Ce tueur inconnu a une particularité : il se fait parfois passer pour un policier, étouffe ses victimes selon la méthode du garrot espagnol ou des techniques similaires. Et les ligote, au niveau des poignets, des chevilles, avec des ceintures, tressées en lanières, qui passent par le cou. La possible nouvelle victime avérée du serial killer, Karine Leroy, elle a été retrouvée avec un lien, « torsadé avec un bâton derrière la nuque », rapporte Le Parisien.

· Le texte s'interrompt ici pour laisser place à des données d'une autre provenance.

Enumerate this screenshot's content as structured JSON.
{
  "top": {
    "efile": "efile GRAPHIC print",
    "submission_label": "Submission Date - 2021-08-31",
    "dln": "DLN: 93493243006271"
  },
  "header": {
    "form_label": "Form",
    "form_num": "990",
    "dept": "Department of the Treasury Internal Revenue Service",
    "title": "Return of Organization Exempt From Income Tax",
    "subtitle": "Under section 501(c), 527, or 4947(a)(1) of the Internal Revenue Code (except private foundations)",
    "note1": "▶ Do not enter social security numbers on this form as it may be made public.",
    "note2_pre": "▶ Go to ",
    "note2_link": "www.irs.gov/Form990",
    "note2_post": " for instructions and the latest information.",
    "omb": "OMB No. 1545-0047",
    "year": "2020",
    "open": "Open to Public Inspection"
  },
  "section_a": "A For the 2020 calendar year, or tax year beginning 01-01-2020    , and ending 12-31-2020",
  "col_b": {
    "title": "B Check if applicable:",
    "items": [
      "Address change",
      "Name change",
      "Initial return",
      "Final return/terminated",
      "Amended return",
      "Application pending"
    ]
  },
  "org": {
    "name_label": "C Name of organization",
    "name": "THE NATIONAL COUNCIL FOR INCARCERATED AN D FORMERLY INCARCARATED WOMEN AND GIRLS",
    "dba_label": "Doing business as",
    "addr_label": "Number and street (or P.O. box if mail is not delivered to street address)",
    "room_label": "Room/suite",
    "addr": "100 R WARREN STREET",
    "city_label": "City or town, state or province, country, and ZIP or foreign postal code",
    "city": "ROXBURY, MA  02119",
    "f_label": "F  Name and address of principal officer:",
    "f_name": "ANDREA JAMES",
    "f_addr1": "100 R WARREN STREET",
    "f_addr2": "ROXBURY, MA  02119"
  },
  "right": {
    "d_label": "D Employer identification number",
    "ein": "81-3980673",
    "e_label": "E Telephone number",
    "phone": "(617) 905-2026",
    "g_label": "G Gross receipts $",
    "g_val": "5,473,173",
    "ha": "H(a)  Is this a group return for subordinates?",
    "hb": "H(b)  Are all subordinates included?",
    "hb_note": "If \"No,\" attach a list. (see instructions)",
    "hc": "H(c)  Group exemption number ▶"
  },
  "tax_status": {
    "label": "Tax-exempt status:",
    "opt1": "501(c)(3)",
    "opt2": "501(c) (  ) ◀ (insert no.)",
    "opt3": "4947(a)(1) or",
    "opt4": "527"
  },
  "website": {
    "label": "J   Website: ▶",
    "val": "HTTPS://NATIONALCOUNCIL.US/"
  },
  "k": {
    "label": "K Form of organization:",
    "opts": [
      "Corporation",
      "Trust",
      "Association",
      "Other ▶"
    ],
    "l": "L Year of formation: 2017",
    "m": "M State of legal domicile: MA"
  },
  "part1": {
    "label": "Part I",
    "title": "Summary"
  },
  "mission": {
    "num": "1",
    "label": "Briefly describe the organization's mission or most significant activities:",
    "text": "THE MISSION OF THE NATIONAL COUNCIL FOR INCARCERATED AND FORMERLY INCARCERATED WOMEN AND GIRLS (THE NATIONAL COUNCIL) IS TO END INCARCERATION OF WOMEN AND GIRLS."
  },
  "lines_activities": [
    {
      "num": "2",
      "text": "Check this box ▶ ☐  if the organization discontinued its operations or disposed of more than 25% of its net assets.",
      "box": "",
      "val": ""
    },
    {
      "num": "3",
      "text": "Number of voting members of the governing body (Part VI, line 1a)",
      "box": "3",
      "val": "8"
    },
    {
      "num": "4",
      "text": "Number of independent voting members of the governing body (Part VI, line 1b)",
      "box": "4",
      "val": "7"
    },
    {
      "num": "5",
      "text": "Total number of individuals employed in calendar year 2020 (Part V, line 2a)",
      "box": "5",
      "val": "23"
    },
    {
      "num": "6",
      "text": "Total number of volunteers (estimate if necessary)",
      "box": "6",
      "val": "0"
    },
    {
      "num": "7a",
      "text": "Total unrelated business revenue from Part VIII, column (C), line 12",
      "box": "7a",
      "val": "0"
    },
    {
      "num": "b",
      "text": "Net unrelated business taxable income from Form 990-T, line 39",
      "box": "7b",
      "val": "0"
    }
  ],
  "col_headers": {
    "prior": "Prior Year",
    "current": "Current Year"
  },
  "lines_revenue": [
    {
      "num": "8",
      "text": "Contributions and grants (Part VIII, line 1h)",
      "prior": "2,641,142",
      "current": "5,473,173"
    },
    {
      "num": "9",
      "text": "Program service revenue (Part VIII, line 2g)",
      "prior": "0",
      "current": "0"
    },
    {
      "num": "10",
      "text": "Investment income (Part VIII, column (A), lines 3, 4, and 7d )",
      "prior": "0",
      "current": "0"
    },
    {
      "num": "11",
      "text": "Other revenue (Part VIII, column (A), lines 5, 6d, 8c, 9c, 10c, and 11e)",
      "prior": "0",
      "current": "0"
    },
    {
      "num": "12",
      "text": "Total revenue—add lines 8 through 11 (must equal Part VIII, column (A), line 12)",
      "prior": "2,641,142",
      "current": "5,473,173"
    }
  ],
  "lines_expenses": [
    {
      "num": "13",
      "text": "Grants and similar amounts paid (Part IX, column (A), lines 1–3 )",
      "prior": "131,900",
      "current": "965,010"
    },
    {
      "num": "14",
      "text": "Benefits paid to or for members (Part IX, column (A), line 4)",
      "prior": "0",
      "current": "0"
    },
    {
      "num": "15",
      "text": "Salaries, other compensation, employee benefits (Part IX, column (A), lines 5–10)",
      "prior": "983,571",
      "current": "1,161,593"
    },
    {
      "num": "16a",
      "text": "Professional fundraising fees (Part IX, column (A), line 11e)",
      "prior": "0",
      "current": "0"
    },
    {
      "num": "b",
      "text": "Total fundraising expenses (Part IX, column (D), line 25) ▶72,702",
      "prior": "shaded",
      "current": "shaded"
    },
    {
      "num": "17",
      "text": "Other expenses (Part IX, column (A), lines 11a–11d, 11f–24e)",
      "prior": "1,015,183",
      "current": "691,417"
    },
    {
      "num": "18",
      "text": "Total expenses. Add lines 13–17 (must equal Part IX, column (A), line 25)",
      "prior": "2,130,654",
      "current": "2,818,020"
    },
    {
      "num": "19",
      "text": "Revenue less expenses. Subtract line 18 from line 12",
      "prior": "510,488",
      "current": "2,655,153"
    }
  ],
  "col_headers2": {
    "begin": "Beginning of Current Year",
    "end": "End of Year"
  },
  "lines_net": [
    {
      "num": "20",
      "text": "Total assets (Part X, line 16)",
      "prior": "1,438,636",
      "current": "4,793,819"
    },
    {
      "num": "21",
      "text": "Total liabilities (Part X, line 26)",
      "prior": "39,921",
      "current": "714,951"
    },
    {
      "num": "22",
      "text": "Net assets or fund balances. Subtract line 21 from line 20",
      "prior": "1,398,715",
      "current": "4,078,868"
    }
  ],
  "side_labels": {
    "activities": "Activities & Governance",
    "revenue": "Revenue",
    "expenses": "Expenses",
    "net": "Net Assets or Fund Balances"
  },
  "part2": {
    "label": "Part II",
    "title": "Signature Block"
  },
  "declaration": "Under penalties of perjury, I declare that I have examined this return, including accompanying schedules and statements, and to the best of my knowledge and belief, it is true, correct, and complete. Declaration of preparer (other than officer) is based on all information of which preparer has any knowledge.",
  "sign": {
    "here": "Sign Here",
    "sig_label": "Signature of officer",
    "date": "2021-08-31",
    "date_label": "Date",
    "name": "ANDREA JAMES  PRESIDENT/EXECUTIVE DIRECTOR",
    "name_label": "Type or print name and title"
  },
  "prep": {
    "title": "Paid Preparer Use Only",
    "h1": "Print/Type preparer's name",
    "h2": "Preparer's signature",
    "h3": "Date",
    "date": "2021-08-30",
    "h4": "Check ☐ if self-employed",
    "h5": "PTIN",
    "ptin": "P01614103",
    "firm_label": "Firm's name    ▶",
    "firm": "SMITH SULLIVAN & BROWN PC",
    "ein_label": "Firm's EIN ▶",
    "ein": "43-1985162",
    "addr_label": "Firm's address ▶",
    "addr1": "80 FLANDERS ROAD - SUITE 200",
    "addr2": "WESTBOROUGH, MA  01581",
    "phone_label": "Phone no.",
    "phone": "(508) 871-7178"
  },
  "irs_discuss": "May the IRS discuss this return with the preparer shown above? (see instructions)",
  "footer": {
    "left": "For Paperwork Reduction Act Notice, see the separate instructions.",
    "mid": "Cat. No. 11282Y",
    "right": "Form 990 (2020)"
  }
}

Jeudi, Me Corinne Hermann, qui a exhumé ce dossier avec son associé Me Didier Seban, attendait le résultat des comparaisons d’ADN retrouvées sur cette jeune femme de Meaux avec les autres crimes desquels « le Grêlé » est soupçonné. « Les scellés, préservés, n’avaient pas été analysés dans cette affaire. Nous avons demandé les expertises en juillet 2013, en référençant ce dossier aux affaires de meurtre perpétrées dans la proximité de Meaux. Lorsque le nom du Grêlé est sorti, j’ai trouvé cela étonnant : nous n’avions pas connaissance, à ce moment-là, des crimes qu’il avait pu commettre dans le secteur. Mais compte tenu de son mode opératoire, ce ne serait plus étonnant… » »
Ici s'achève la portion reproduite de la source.